In federal budget terms, that’s a drop in the bucket. To put this in perspective, extending the Trump tax cuts would cost $400 billion per year, and the federal deficit is projected to hit $1.9 trillion in 2025. Personnel cuts alone won’t close the gap.

Finally, these cuts could backfire on Trump himself. While the move may appear bold, it plays into the longstanding narrative that Washington bureaucrats cost a lot of money to the taxpayer and obstruct presidential priorities. In reality, most civil servants simply implement the law. When they don’t do their jobs well, Americans notice.

Consider, for instance, air traffic control. The federal government employs about 14,000 air traffic controllers. There is no Republican or MAGA way to land an airplane. However, a substantial cut in their numbers could slow down or stop air traffic—fewer controllers means fewer landing slots and fewer options for flying. It all adds up to angry citizens. If air travel is disrupted, who will they blame? Donald J. Trump.

Civil servants implement policy—they don’t make it. During Trump’s first term, he believed senior officials were slow-walking or even blocking his initiatives. There’s little evidence for that, and past presidents of both parties have expressed similar frustrations when facing the complexities of policymaking. At the Social Security Administration, for example, staff don’t determine benefit formulas based on how much you’ve earned, how long you’ve worked, or how old you are. That’s handled by the Treasury Department, with heavy congressional oversight. But they do ensure $1.5 trillion in benefits reach the right recipients each year. If staffing cuts disrupt payments, who will Americans blame? Donald J. Trump.

Implementation failures, as the political scientists call them, or giant screwups, as many others call them, are politically deadly for presidents. Even though President Jimmy Carter wasn’t piloting the helicopters that crashed during the failed American hostage rescue in Tehran, he took the blame. George W. Bush didn’t cause the government’s failure to respond effectively to Hurricane Katrina, but he was held responsible. Even though Barack Obama didn’t write the faulty code that caused the Obamacare website crashes, he had to own the failure. Trump’s first-term crisis was the federal response to COVID-19; Joe Biden’s was the chaotic Afghanistan withdrawal. Presidents always take the fall.
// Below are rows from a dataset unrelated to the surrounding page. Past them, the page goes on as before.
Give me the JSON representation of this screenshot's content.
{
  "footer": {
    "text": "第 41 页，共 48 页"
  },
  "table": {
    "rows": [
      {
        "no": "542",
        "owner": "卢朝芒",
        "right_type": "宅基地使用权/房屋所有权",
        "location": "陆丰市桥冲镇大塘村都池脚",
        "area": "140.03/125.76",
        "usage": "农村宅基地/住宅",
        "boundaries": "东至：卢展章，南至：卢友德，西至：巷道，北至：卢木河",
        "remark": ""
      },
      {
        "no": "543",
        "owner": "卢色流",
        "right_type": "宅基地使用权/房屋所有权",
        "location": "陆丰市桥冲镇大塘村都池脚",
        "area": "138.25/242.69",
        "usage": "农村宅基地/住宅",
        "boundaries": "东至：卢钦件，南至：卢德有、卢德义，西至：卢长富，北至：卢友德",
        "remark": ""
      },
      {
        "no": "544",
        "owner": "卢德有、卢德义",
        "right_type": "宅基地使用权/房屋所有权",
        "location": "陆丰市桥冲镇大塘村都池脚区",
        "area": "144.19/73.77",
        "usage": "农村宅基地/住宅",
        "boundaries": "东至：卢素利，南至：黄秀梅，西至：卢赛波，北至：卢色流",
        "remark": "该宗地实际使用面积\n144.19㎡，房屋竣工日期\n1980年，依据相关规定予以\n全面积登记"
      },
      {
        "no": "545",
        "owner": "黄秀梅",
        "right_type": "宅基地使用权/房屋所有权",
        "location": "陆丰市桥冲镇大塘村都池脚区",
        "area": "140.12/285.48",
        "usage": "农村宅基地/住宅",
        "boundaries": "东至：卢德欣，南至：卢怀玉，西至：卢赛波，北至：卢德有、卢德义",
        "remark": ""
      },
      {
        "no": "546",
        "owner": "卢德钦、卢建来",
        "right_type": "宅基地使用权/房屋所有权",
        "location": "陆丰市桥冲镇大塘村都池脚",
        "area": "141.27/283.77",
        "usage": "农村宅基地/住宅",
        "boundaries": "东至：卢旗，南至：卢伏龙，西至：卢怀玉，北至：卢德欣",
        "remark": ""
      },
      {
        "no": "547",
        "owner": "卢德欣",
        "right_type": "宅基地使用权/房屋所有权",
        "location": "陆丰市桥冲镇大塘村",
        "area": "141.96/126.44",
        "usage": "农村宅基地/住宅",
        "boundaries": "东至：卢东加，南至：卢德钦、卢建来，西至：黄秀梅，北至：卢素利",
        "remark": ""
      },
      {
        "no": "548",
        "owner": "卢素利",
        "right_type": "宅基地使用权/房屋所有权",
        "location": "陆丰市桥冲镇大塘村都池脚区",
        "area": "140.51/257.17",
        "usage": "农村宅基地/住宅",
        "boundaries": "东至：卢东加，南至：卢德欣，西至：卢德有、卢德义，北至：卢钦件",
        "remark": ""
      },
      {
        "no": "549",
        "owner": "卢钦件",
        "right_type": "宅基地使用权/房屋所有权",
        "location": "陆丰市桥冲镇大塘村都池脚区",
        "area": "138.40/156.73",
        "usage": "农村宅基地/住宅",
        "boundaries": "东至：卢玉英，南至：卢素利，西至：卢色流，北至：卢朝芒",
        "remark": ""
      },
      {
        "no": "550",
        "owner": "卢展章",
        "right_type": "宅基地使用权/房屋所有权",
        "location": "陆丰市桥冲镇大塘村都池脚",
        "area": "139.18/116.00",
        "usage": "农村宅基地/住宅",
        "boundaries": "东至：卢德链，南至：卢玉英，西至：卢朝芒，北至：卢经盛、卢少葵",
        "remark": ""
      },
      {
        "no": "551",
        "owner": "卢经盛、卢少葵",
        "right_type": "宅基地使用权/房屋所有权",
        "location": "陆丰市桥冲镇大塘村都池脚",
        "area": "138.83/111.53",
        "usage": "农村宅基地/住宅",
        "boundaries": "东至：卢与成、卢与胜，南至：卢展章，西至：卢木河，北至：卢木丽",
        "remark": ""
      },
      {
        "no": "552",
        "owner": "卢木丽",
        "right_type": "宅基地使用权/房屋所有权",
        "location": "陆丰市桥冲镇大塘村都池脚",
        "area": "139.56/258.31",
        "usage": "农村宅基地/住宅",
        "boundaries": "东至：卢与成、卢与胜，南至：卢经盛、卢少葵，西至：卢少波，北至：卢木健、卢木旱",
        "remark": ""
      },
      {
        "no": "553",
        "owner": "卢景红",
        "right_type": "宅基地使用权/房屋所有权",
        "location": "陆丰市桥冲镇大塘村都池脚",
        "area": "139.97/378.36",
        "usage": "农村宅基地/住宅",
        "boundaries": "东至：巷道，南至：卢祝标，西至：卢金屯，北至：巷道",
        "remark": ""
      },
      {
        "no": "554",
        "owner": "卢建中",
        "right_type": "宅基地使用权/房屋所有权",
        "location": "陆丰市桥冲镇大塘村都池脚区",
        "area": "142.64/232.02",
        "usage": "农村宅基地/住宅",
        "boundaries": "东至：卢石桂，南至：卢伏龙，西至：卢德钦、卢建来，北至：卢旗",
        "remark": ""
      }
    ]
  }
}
Pushing federal workers out of the government with no plan for how government services will function is a recipe for disaster. The next major screwup will belong entirely to Trump. As history has shown, no president can spin their way out of a crisis once it happens. Slashing the federal workforce without a strategy only increases the likelihood that one will come back to haunt him.

  • Footnotes
    1. The author worked for Vice President Al Gore from 1993 to 1997 creating and managing the National Performance Review.